Is love enough?

Some people today live with the idea it’s easier to ask forgiveness than permission. Their impulsive choices bring chaos not only into their own environment but also for many others who care for them.

Love, Rose, Flower, Feelings, Romantic

So often I witness unhappy situations involving the worldview that because you love someone you need to do whatever you can to make animal control company that individual’s life easier – even when they aren’t eager to make great choices. The end result is that you pay a price and the other person never has chance to learn because there just are no consequences for them.

I remember the day he said “When you are working harder than your customer, you are working too hard”. This also applies to the times that we work harder on the issues of family or friends than the person who is directly involved.

Are you involved in:

Telling lies or covering up for someone who isn’t fulfilling their responsibilities?

Allowing another individual to physically or verbally abuse you?

Experiencing neglect once the person doesn’t follow through on their promises?

5. Responding to manipulation or needs from someone who thinks you are the “unpaid help”?

sting the other person will start thinking and behaving appropriately even when they’ve never done this consistently?

8. Cleaning up cluttered situations for somebody else over and over again?

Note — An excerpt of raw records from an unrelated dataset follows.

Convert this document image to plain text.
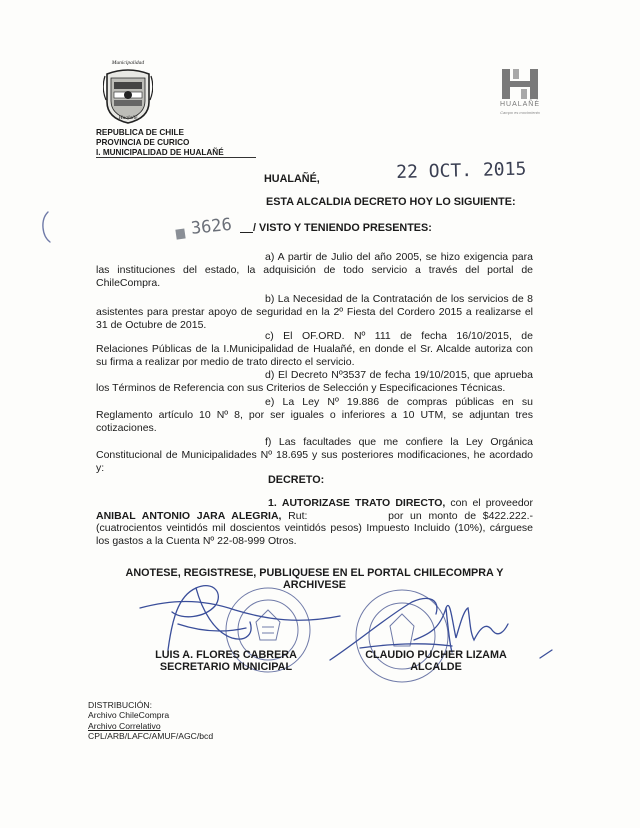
Municipalidad
Hualañé
REPUBLICA DE CHILE
PROVINCIA DE CURICO
I. MUNICIPALIDAD DE HUALAÑÉ
HUALAÑÉ
Campo es movimiento
HUALAÑÉ,	22 OCT. 2015
ESTA ALCALDIA DECRETO HOY LO SIGUIENTE:
3626 / VISTO Y TENIENDO PRESENTES:

a) A partir de Julio del año 2005, se hizo exigencia para las instituciones del estado, la adquisición de todo servicio a través del portal de ChileCompra.

b) La Necesidad de la Contratación de los servicios de 8 asistentes para prestar apoyo de seguridad en la 2º Fiesta del Cordero 2015 a realizarse el 31 de Octubre de 2015.

c) El OF.ORD. Nº 111 de fecha 16/10/2015, de Relaciones Públicas de la I.Municipalidad de Hualañé, en donde el Sr. Alcalde autoriza con su firma a realizar por medio de trato directo el servicio.

d) El Decreto Nº3537 de fecha 19/10/2015, que aprueba los Términos de Referencia con sus Criterios de Selección y Especificaciones Técnicas.

e) La Ley Nº 19.886 de compras públicas en su Reglamento artículo 10 Nº 8, por ser iguales o inferiores a 10 UTM, se adjuntan tres cotizaciones.

f) Las facultades que me confiere la Ley Orgánica Constitucional de Municipalidades Nº 18.695 y sus posteriores modificaciones, he acordado y:

DECRETO:

1. AUTORIZASE TRATO DIRECTO, con el proveedor ANIBAL ANTONIO JARA ALEGRIA, Rut:	por un monto de $422.222.- (cuatrocientos veintidós mil doscientos veintidós pesos) Impuesto Incluido (10%), cárguese los gastos a la Cuenta Nº 22-08-999 Otros.

ANOTESE, REGISTRESE, PUBLIQUESE EN EL PORTAL CHILECOMPRA Y ARCHIVESE
LUIS A. FLORES CABRERA
SECRETARIO MUNICIPAL
CLAUDIO PUCHER LIZAMA
ALCALDE
DISTRIBUCIÓN:
Archivo ChileCompra
Archivo Correlativo
CPL/ARB/LAFC/AMUF/AGC/bcd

9. Ignoring your long-term needs and wants in sacrifice for a person’s short-term catastrophe?

10. Losing sleep and feeling obsessed with things which you can’t change?

Well, love isn’t enough! We can’t change other individuals. They change when life doesn’t work for them anymore. Perhaps your actions done in the spirit of love are now preventing them from facing the scenarios which will lead them to adulthood. You can love them but you will need to understand clearly where you stop and they begin.

If you can identify with any of the things on the above list, you need to consider other choices. You can learn how to establish healthy boundaries that will not just help you, but also help the other person to develop! Meeting with a trained professional will provide you the tools you require.